Perhaps more than any other kind of time series data, financial markets have been scrutinized by countless mathematicians, economists, investors and speculators over hundreds of years. Even in modern times, despite all scientific advances, the effort of predicting future movements of the stock market sometimes still bears resemblance to the ancient alchemistic aspirations of turning base metals into gold. That is not to say that there is no genuine scientific effort in studying financial markets, but distinguishing serious research from charlatanism (or even fraud) remains remarkably difficult.

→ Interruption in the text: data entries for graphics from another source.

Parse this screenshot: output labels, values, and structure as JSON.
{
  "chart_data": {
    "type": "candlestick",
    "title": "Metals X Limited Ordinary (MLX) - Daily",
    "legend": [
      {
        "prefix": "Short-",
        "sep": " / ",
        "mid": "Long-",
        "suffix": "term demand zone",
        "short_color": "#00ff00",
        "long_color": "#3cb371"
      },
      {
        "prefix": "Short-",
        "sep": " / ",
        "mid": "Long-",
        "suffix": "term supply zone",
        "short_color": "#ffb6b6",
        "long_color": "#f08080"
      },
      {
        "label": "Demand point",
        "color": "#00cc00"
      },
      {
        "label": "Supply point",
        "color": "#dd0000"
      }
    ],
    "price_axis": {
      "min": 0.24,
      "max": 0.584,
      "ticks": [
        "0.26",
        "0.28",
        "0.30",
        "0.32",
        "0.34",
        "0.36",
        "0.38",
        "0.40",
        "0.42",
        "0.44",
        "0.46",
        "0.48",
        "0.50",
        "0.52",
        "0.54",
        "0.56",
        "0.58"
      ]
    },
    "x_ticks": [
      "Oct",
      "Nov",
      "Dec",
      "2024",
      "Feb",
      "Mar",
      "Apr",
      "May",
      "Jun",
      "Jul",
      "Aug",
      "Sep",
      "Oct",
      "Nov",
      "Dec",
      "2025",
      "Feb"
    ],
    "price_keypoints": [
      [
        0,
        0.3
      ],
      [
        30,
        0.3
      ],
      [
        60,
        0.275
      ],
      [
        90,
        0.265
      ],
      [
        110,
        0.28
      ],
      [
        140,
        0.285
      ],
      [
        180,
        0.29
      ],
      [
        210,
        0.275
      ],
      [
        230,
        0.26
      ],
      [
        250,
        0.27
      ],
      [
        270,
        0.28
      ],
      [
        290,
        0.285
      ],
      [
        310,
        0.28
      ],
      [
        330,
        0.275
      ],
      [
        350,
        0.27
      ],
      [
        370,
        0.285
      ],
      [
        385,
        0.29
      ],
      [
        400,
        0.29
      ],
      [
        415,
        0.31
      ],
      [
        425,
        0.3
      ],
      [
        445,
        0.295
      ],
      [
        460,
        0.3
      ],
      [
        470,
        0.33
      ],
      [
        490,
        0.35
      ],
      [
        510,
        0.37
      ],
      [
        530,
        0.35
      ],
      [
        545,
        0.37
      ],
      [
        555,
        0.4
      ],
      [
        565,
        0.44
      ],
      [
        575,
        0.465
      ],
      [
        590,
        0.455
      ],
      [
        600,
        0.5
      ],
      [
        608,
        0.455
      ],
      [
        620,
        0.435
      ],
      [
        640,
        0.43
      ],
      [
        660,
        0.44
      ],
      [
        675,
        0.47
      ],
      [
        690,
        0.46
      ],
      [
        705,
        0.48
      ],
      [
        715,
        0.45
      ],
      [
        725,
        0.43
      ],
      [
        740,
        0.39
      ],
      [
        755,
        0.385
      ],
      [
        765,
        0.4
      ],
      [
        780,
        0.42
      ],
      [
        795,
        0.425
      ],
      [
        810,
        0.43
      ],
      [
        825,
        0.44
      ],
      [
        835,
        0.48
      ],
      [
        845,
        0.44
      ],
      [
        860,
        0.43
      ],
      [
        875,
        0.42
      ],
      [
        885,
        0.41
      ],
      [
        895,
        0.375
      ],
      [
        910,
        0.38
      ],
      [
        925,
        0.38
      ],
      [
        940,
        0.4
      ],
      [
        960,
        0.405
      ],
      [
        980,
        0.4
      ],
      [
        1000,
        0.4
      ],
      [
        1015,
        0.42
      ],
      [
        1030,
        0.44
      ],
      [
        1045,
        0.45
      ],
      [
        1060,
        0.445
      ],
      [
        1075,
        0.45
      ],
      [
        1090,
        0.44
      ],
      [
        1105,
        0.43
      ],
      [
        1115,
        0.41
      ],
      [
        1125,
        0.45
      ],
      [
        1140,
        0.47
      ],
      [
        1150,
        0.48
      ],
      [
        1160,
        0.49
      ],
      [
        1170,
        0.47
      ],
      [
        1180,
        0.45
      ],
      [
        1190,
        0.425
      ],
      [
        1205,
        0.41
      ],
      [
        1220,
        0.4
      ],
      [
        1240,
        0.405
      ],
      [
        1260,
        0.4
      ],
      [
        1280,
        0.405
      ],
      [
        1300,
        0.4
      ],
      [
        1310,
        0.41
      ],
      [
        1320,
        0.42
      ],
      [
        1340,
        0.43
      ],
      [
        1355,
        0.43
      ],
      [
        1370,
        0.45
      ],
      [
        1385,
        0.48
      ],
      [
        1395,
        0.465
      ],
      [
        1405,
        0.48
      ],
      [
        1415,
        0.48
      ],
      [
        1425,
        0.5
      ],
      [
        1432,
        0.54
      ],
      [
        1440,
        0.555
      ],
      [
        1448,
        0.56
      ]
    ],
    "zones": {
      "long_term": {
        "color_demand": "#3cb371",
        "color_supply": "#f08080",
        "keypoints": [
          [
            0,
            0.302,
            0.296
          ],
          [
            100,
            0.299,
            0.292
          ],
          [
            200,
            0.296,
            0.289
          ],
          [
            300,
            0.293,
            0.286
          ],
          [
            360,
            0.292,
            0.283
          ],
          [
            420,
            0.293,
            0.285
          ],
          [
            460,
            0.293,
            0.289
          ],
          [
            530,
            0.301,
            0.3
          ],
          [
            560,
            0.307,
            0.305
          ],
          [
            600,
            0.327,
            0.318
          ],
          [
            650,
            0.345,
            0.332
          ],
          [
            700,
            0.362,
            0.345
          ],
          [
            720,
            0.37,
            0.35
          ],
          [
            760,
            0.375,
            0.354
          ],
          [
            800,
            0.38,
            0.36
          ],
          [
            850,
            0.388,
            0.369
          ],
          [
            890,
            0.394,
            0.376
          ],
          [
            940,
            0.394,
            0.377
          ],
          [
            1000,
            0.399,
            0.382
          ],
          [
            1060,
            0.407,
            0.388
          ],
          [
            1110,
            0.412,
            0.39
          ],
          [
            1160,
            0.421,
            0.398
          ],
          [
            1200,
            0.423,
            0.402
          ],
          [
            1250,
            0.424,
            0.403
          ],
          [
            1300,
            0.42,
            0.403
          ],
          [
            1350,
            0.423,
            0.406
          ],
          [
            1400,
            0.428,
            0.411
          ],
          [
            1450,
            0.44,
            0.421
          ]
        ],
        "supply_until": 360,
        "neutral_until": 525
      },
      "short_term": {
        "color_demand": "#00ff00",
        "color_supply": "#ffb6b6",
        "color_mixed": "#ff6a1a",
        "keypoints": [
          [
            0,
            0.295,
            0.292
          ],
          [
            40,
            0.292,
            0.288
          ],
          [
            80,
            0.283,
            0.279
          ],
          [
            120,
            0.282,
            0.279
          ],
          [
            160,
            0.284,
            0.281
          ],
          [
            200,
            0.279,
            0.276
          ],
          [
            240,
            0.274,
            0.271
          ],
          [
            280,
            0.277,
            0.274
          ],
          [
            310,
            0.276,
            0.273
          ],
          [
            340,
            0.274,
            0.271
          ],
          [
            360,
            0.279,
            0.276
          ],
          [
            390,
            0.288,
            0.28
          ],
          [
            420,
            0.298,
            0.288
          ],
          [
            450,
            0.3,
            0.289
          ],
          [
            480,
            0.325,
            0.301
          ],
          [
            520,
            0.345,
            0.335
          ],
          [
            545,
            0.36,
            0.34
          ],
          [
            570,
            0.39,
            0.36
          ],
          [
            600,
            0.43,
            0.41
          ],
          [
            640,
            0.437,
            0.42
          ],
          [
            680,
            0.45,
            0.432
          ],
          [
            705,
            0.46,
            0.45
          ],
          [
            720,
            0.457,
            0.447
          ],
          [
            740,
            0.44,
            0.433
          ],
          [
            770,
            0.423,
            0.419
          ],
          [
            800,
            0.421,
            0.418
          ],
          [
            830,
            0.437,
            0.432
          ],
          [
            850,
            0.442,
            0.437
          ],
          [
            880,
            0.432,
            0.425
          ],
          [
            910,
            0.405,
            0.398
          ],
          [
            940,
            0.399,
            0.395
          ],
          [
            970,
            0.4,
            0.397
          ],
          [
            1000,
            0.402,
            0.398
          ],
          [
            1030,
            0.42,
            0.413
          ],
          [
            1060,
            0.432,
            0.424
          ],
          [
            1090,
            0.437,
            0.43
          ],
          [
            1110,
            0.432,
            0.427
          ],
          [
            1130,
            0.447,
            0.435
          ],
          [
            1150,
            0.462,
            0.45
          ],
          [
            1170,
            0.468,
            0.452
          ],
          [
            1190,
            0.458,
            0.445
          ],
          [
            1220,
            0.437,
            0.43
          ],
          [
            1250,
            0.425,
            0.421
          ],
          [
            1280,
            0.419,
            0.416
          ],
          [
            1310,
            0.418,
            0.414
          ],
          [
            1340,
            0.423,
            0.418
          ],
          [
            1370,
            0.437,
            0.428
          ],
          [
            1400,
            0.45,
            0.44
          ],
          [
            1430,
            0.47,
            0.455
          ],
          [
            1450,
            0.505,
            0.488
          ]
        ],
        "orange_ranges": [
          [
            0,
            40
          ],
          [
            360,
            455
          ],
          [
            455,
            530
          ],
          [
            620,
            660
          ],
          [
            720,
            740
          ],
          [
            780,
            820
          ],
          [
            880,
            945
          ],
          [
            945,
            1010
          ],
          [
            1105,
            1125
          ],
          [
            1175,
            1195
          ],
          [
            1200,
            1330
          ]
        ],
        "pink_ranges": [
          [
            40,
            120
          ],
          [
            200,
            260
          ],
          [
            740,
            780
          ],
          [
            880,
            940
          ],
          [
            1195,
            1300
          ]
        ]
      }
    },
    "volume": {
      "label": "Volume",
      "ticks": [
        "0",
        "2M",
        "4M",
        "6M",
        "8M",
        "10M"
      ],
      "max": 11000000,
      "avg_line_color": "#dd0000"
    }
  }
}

We neither aspire to develop a crystal ball for investors nor do we expect to contribute to the economic and econometric literature. However, we find the wealth of data in the financial markets to be fertile ground for experimenting with knowledge discovery algorithms and for generating knowledge representations in the form of Bayesian networks. This area can perhaps serve as a very practical proof of the powerful properties of Bayesian networks, as we can quickly compare machine-learned findings with our own understanding of market dynamics. For instance, the prevailing opinions among investors regarding the relationships between major stocks should be reflected in any structure that is to be discovered by our algorithms.

More specifically, we will utilize the unsupervised and supervised learning algorithms of the BayesiaLab software package to automatically generate Bayesian networks from daily stock returns over a six-year period. We will examine 459 stocks from the S&P 500 index, for which observations are available over the entire timeframe. We selected the S&P 500 as the basis for our study, as the companies listed on this index are presumably among the best-known corporations worldwide, so even a casual observer should be able to critically review the machine-learned findings. In other words, we are trying to machine-learn the obvious, as any mistakes in this process would automatically become self-evident. Quite often experts’ reaction to such machine-learned findings is, “well, we already knew that.” That is the very point we want to make, as machine-learning can — within seconds — catch up with human expertise accumulated over years, and then rapidly expand beyond what is already known.

The power of such algorithmic learning will be still more apparent in entirely unknown domains. However, if we were to machine-learn the structure of a foreign equity market for expository purposes in this paper, chances are that many readers would not immediately be able to judge the resulting structure as plausible or not.

In addition to generating human-readable and interpretable structures, we want to illustrate how we can immediately use machine-learned Bayesian networks as “computable knowledge” for automated inference and prediction. Our objective is to gain both a qualitative and quantitative understanding of the stock market by using Bayesian networks. In the quantitative context, we will also show how BayesiaLab can reliably carry out inference with multiple pieces of uncertain and even conflicting evidence. The inherent ability of Bayesian networks to perform computations under uncertainty makes them highly suitable for a wide range of real-world applications.

Continuing the practice established in our previous white papers, we attempt to present the proposed approach in the style of a tutorial, so that each step can be immediately replicated (and scrutinized) by any reader equipped with the BayesiaLab software. This reflects our desire to establish a high degree of transparency regarding all proposed methods and to minimize the risk of Bayesian networks being perceived as a black-box technology.